Наконец поезд остановился. Заключённых выпустили, выстроили, начали проверять по спискам. Их строили в колонны и под конвоем уводили. Куда — никто не знал, кругом простирались голые бесконечные степи. К вечеру вокзал опустел, на перроне осталось три человека, которые в списках преступников не числились. То были два священника и отец Павел. Они обратились к начальству с вопросом:

— Куда нам деваться? Документов у нас нет, кругом чужие места.

— Идите сами в город, там в милиции спросите, — был ответ.

Отец Павел рассказывал так: «Настала ночь. Кругом тьма непроглядная, дороги не видно. Усталые от двухмесячной тряски в вагоне, опьянённые свежим воздухом после духоты и смрада в поезде, мы шли медленно и вскоре выбились из сил. Мы спустились в какую-то ложбину, упали на душистую траву и тут же заснули крепким сном. Я проснулся до рассвета и увидел над собой звёздное небо. Давно я его не видел, давно не дышал свежим воздухом. На востоке показались яркие полоски зари. "Господи! Как же хорошо! Как прекрасно душе среди природы", — возблагодарил я Бога. Оглянулся вокруг: вдали ещё ночной туман все застилает, а рядом блестит полоска реки. На пригорке отец Ксенофонт стоит на коленях и Богу молится. А другой мой спутник к воде спустился, белье своё стирает. А уж какие мы были грязные и оборванные — куда страшнее нищих! С радостью вымылись мы в речной воде, выстирали с себя все, разложили сушить на травушке. Взошло солнце и ласкает нас своими горячими лучами. «Наступит день, тогда пойдём в город искать там милицию, — думаем мы, — а пока ещё все спят, Богу помолимся». И вдруг слышим мы: бум, бум! — плывут по реке звуки колокола.

— Где-то вблизи храм! Пойдёмте туда, ведь мы уже столько времени без Святого Причастия!

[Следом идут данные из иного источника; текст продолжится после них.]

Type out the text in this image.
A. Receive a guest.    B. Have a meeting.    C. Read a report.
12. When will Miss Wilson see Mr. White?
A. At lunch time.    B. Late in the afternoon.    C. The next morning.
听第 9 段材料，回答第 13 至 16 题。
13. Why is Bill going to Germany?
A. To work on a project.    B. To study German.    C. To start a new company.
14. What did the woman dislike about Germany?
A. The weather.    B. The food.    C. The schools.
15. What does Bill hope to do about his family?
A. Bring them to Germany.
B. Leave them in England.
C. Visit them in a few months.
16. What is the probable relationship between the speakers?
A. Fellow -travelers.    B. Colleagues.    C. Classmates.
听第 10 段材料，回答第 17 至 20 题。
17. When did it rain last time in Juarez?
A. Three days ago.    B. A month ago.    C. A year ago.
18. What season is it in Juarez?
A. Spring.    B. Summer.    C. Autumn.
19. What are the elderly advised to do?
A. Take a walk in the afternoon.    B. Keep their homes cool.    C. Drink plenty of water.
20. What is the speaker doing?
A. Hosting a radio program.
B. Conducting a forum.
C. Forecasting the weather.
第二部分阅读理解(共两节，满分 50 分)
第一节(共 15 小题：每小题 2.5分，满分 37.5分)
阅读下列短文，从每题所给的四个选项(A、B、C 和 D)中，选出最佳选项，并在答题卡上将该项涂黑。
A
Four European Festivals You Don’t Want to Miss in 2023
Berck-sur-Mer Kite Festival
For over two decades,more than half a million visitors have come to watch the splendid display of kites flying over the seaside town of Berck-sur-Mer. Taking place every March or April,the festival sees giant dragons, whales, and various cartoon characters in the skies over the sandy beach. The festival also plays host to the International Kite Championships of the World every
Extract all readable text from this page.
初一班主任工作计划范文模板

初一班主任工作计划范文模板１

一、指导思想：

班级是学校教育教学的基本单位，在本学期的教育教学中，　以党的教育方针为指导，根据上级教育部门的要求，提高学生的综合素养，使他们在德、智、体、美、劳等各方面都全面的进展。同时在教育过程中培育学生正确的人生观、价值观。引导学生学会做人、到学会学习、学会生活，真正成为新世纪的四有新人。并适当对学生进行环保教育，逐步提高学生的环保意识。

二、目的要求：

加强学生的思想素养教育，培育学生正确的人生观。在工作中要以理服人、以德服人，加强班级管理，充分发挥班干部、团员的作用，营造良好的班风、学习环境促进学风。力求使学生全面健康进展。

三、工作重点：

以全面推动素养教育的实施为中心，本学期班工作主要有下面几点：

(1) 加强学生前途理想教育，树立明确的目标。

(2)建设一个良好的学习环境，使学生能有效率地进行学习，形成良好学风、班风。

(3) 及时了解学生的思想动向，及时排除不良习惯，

Рассвело. Мы увидели посёлок, а среди него небольшой храм. Радости нашей было не передать! У одного из нас оказалось три рубля. Мы их отдали на свечи и за исповедь, больше у нас ни гроша не осталось. Но мы ликовали: мы с Богом, мы в церкви! Отстояли мы обедню, причастились, к кресту подошли. На нас обратили внимание. Как стали все выходить, то нас окружили, расспрашивают. Народу было много, ведь был большой праздник. Нас пригласили за стол, стали угощать, с собой надавали пирожков, фруктов... Кушали мы дыни и плакали от радости и умиления; все кругом были такие ласковые, приветливые. Они нас ободряли, они узнали, что мы ссыльные, и жалели нас, так трогательно все было...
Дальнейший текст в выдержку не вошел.